Manchester United chief executive David Gill has promised that Sir Alex Ferguson will have money to spend on transfers this summer despite fears over the amount of debt the Glazer family has built up at Old Trafford.
This of course is great news for the Red Devil’s fans, but is it a coincidence that this promise of a healthy transfer budget comes during the same week as calls for supporters to boycott season tickets in an attempt to hit their American owners where it hurts most, their pockets?
Chris Smalling and Javier Hernandez have already agreed deals to join the reigning Premier League champions, but many fans would have felt the manager would have been working with a reduced transfer budget for next term because of the debt run up by the hierarchy at the club.
About the pledge to provide Sir Alex with sufficient funds Gill said: “I can look you in the eye and tell you straight that we have the transfer funds available to the manager.
“Targets have been discussed already, but it’s not our style to talk about names and it never will be.”
The transfer pledge came shortly after last week’s events when the Independent Manchester United Supporters’ Association wrote to United’s fans urging them to boycott the Glazers by not renewing their season tickets for next season, in a show of collective fan mutiny. According to the Guardian a recent poll suggested that 59% of their fans would consider giving up their season tickets.
However, the club claims it has a hefty waiting list for season tickets and will probably be able to replace the holders that they may have lost. But this is not the point, the supporters are unhappy with their owners and they are entitled to express their dissatisfaction with the current regime.
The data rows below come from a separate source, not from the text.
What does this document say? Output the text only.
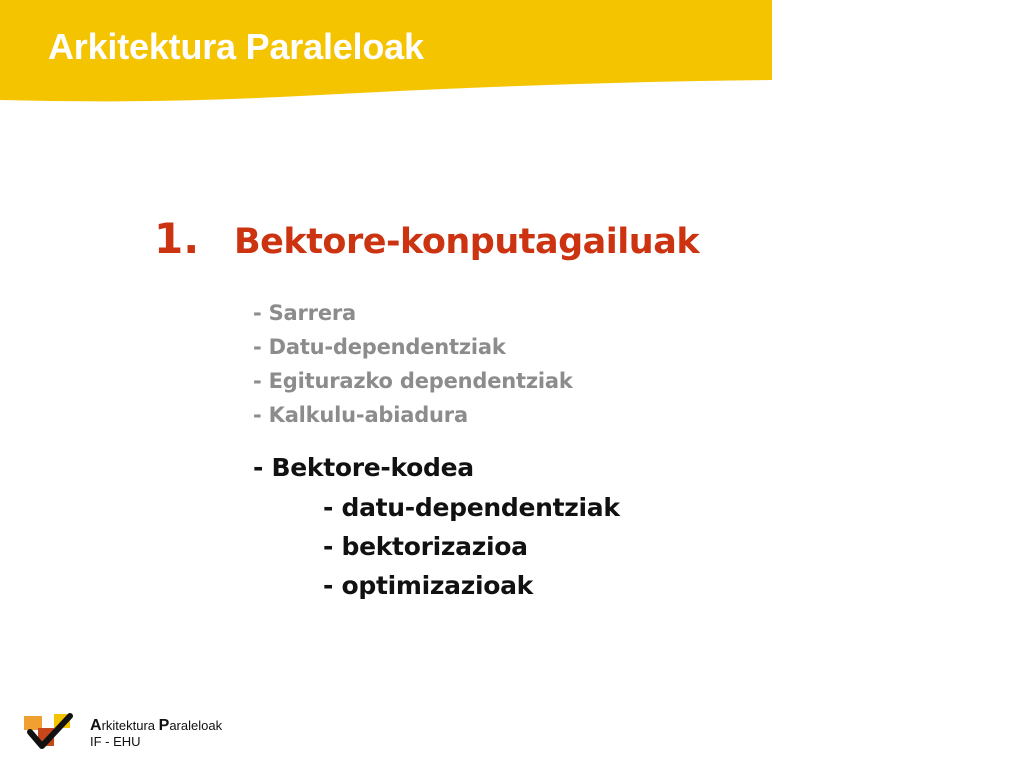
Arkitektura Paraleloak
1. Bektore-konputagailuak
- Sarrera
- Datu-dependentziak
- Egiturazko dependentziak
- Kalkulu-abiadura
- Bektore-kodea
- datu-dependentziak
- bektorizazioa
- optimizazioak
Arkitektura Paraleloak
IF - EHU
Many of the Old Trafford faithful wear green-and-gold scarves (which have been much mocked by their rival fans because of their resemblance to Norwich’s colours) in a show of hatred towards their American owners.
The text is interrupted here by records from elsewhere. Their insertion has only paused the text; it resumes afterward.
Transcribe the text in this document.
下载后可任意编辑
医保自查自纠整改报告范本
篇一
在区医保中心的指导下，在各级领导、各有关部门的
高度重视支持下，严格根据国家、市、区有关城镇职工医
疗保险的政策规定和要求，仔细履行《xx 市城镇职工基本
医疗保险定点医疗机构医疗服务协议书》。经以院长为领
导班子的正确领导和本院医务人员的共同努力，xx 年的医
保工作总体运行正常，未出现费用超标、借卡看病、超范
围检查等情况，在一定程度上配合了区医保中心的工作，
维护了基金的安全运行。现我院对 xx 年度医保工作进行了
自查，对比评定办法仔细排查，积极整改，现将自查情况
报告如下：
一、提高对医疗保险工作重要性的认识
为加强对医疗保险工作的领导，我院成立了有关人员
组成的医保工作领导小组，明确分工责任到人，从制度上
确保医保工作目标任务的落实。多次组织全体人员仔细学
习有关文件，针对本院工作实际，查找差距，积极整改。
But the Manchester United chief executive is unmoved by the green-and-gold movement and believes it has not affected the players or club this term.
Speaking to the Manchester United Disabled Supporters Association magazine he said: “I’ve asked the players and they say they are not distracted.
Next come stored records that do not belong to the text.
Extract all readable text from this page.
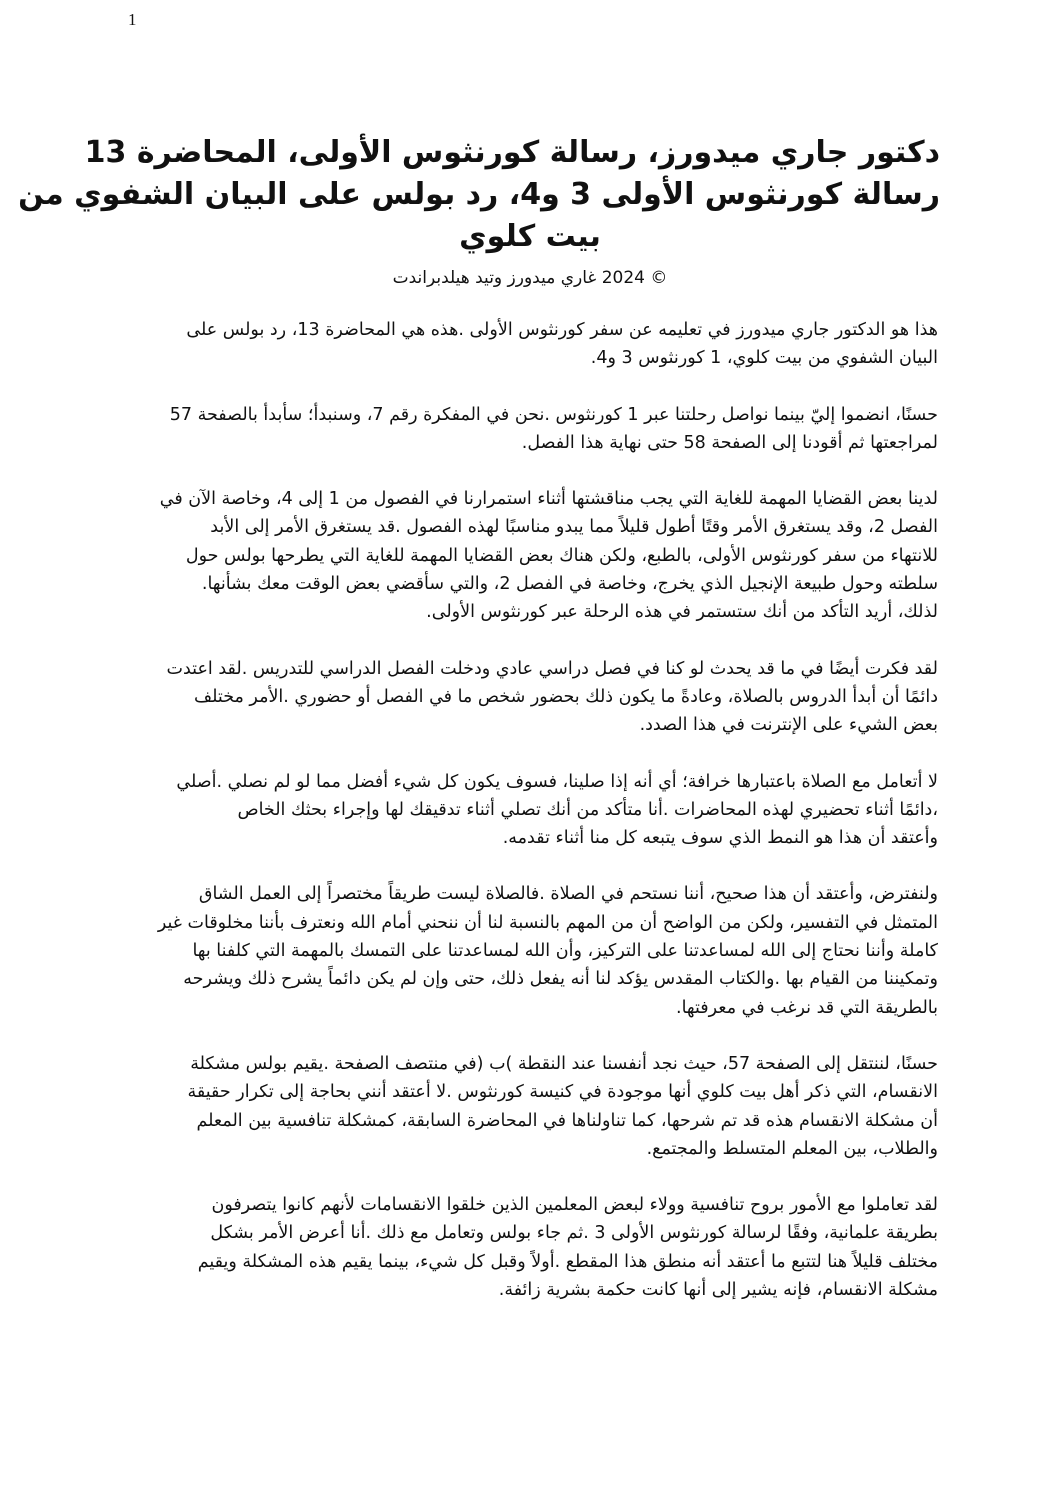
1
دكتور جاري ميدورز، رسالة كورنثوس الأولى، المحاضرة 13
رسالة كورنثوس الأولى 3 و4، رد بولس على البيان الشفوي من
بيت كلوي
© 2024 غاري ميدورز وتيد هيلدبراندت

هذا هو الدكتور جاري ميدورز في تعليمه عن سفر كورنثوس الأولى .هذه هي المحاضرة 13، رد بولس على
البيان الشفوي من بيت كلوي، 1 كورنثوس 3 و4.

حسنًا، انضموا إليّ بينما نواصل رحلتنا عبر 1 كورنثوس .نحن في المفكرة رقم 7، وسنبدأ؛ سأبدأ بالصفحة 57
لمراجعتها ثم أقودنا إلى الصفحة 58 حتى نهاية هذا الفصل.

لدينا بعض القضايا المهمة للغاية التي يجب مناقشتها أثناء استمرارنا في الفصول من 1 إلى 4، وخاصة الآن في
الفصل 2، وقد يستغرق الأمر وقتًا أطول قليلاً مما يبدو مناسبًا لهذه الفصول .قد يستغرق الأمر إلى الأبد
للانتهاء من سفر كورنثوس الأولى، بالطبع، ولكن هناك بعض القضايا المهمة للغاية التي يطرحها بولس حول
سلطته وحول طبيعة الإنجيل الذي يخرج، وخاصة في الفصل 2، والتي سأقضي بعض الوقت معك بشأنها.
لذلك، أريد التأكد من أنك ستستمر في هذه الرحلة عبر كورنثوس الأولى.

لقد فكرت أيضًا في ما قد يحدث لو كنا في فصل دراسي عادي ودخلت الفصل الدراسي للتدريس .لقد اعتدت
دائمًا أن أبدأ الدروس بالصلاة، وعادةً ما يكون ذلك بحضور شخص ما في الفصل أو حضوري .الأمر مختلف
بعض الشيء على الإنترنت في هذا الصدد.

لا أتعامل مع الصلاة باعتبارها خرافة؛ أي أنه إذا صلينا، فسوف يكون كل شيء أفضل مما لو لم نصلي .أصلي
،دائمًا أثناء تحضيري لهذه المحاضرات .أنا متأكد من أنك تصلي أثناء تدقيقك لها وإجراء بحثك الخاص
وأعتقد أن هذا هو النمط الذي سوف يتبعه كل منا أثناء تقدمه.

ولنفترض، وأعتقد أن هذا صحيح، أننا نستحم في الصلاة .فالصلاة ليست طريقاً مختصراً إلى العمل الشاق
المتمثل في التفسير، ولكن من الواضح أن من المهم بالنسبة لنا أن ننحني أمام الله ونعترف بأننا مخلوقات غير
كاملة وأننا نحتاج إلى الله لمساعدتنا على التركيز، وأن الله لمساعدتنا على التمسك بالمهمة التي كلفنا بها
وتمكيننا من القيام بها .والكتاب المقدس يؤكد لنا أنه يفعل ذلك، حتى وإن لم يكن دائماً يشرح ذلك ويشرحه
بالطريقة التي قد نرغب في معرفتها.

حسنًا، لننتقل إلى الصفحة 57، حيث نجد أنفسنا عند النقطة )ب (في منتصف الصفحة .يقيم بولس مشكلة
الانقسام، التي ذكر أهل بيت كلوي أنها موجودة في كنيسة كورنثوس .لا أعتقد أنني بحاجة إلى تكرار حقيقة
أن مشكلة الانقسام هذه قد تم شرحها، كما تناولناها في المحاضرة السابقة، كمشكلة تنافسية بين المعلم
والطلاب، بين المعلم المتسلط والمجتمع.

لقد تعاملوا مع الأمور بروح تنافسية وولاء لبعض المعلمين الذين خلقوا الانقسامات لأنهم كانوا يتصرفون
بطريقة علمانية، وفقًا لرسالة كورنثوس الأولى 3 .ثم جاء بولس وتعامل مع ذلك .أنا أعرض الأمر بشكل
مختلف قليلاً هنا لتتبع ما أعتقد أنه منطق هذا المقطع .أولاً وقبل كل شيء، بينما يقيم هذه المشكلة ويقيم
مشكلة الانقسام، فإنه يشير إلى أنها كانت حكمة بشرية زائفة.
“But if your question is ‘Would I prefer all red and white instead of gold and green when you have a full stadium and are playing host to famous opposition?’, of course I would.”
Although we mock the scarves the reason is rather admirable as many of the club’s fans have become united over the issue, but I didn’t hear too much complaining during their last three title victories and a Champions League win against Chelsea in May 2008. I’m not accusing the movement to usurp the owners of being a fickle one, but many of the fans seem to be from an outsider’s point of view as the flare up has come during a disappointing campaign in which they are currently second and the weakening of the squad following the departures of Cristiano Ronaldo (whose sale just about kept United in the black) to Real Madrid and Carlos Tevez to bitter rivals and neighbours Manchester City.
It seems as though it will be an interesting summer at Old Trafford as it would for many clubs and it seems like the ownership issue will rumble on and on.